あたし、猫かぶってます。
上を見上げればーーー
「うわ、朔くん!?」
呆れた顔であたし達を見下ろす早瀬が居て。意外と、普通に、いやかなりビックリした。
「あ、早瀬…」
名前を呼んだものの、なんて声をかけたらいいのか分からなくて、戸惑っていると。そんなあたしを見てクスリと笑った早瀬が、あたしの頭を撫でた。
「結衣ちゃん、ギューしてやろうか?」
なんとも爽やかな笑顔で両手を広げるものだから、戸惑った。早瀬は一体どうしたのだろう。
「な…っ!?」
早瀬の言葉にいち早く反応したのは奏多で、あたしに「行くな」と目線で訴えかける。
「俺と結衣は親友同士なんだよ。熱い友情を込めた抱擁を邪魔すんのか?ーー奏多。」
意地悪な顔で奏多をいじめるようにそう言えば、ブスッとした表情の奏多が早瀬を睨んだ。
「…結衣は、あげないよ。」
「奏多って意外に嫉妬深いんだな。」
ケタケタと笑う早瀬。気付けば気まずさなんてものは無くなっていてーーいつもの三人に、戻っていた。

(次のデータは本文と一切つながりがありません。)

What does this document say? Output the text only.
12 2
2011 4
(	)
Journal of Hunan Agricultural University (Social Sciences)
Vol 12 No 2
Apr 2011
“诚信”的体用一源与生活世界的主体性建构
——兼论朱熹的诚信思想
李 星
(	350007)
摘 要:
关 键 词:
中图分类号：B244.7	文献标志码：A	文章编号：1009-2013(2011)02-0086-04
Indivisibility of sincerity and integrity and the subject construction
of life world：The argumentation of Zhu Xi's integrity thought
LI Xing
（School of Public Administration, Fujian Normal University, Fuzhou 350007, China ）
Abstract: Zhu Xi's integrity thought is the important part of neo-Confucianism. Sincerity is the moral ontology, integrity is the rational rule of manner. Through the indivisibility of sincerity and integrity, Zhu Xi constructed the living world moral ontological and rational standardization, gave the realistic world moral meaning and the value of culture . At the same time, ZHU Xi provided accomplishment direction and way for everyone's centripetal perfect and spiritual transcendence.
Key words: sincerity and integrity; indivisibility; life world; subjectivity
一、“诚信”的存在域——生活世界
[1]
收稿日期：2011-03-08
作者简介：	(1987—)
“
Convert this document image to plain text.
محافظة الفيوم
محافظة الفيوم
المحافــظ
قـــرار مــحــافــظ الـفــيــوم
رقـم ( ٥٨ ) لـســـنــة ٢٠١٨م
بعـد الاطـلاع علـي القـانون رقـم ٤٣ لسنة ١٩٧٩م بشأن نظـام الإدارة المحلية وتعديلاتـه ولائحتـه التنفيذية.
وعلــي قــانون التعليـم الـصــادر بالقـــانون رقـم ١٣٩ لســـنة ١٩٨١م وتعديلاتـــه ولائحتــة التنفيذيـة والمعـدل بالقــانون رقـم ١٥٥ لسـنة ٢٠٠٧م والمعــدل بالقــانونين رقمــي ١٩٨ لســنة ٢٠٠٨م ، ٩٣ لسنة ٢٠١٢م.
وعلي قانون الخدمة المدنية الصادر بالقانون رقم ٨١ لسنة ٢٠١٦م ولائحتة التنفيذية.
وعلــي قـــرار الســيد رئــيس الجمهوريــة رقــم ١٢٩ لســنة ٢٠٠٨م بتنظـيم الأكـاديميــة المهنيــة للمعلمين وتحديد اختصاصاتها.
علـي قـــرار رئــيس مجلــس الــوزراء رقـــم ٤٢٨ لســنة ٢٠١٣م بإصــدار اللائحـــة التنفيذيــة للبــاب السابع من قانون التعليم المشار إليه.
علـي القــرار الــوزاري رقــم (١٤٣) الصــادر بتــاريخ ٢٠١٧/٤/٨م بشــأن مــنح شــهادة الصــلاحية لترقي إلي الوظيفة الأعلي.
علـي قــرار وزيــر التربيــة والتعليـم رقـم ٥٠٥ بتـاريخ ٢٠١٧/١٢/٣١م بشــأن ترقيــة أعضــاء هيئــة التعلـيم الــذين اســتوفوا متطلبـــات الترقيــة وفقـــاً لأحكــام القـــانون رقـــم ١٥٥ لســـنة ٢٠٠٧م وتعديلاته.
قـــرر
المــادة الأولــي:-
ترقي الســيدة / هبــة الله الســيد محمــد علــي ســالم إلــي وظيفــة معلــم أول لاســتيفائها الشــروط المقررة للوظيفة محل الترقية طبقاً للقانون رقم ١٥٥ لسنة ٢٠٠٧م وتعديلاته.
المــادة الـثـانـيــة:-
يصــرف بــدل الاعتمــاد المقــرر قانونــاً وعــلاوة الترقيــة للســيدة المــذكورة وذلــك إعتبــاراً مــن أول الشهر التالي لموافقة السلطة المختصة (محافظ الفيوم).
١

「こんな所でキスなんかしちゃって、本当奏多って、バカだよね。」
あたしも早瀬に便乗してからかえば、困ったように顔を赤らめる奏多。ーーサドじゃないけど、この顔好きかも。
「結衣~…」
なんて弱々しく言う奏多を見て、早瀬と2人で笑った。
「ま、俺帰るわ。」
散々奏多をいじって気が済んだのか、早瀬は立ち上がりスタスタと歩いていった。
「ばいばーい!また、明日!!」
あたしがそう言えば、後ろを向いたまま手を振る早瀬。
「あ。」
数歩歩いて、なにかを思い出したかのように振り返って。
「奏多。結衣泣かせたら、許さねーからな。」
奏多にそう言って、再び歩き出した。
早瀬って、どこまでもイケメンだよ。ほんとに。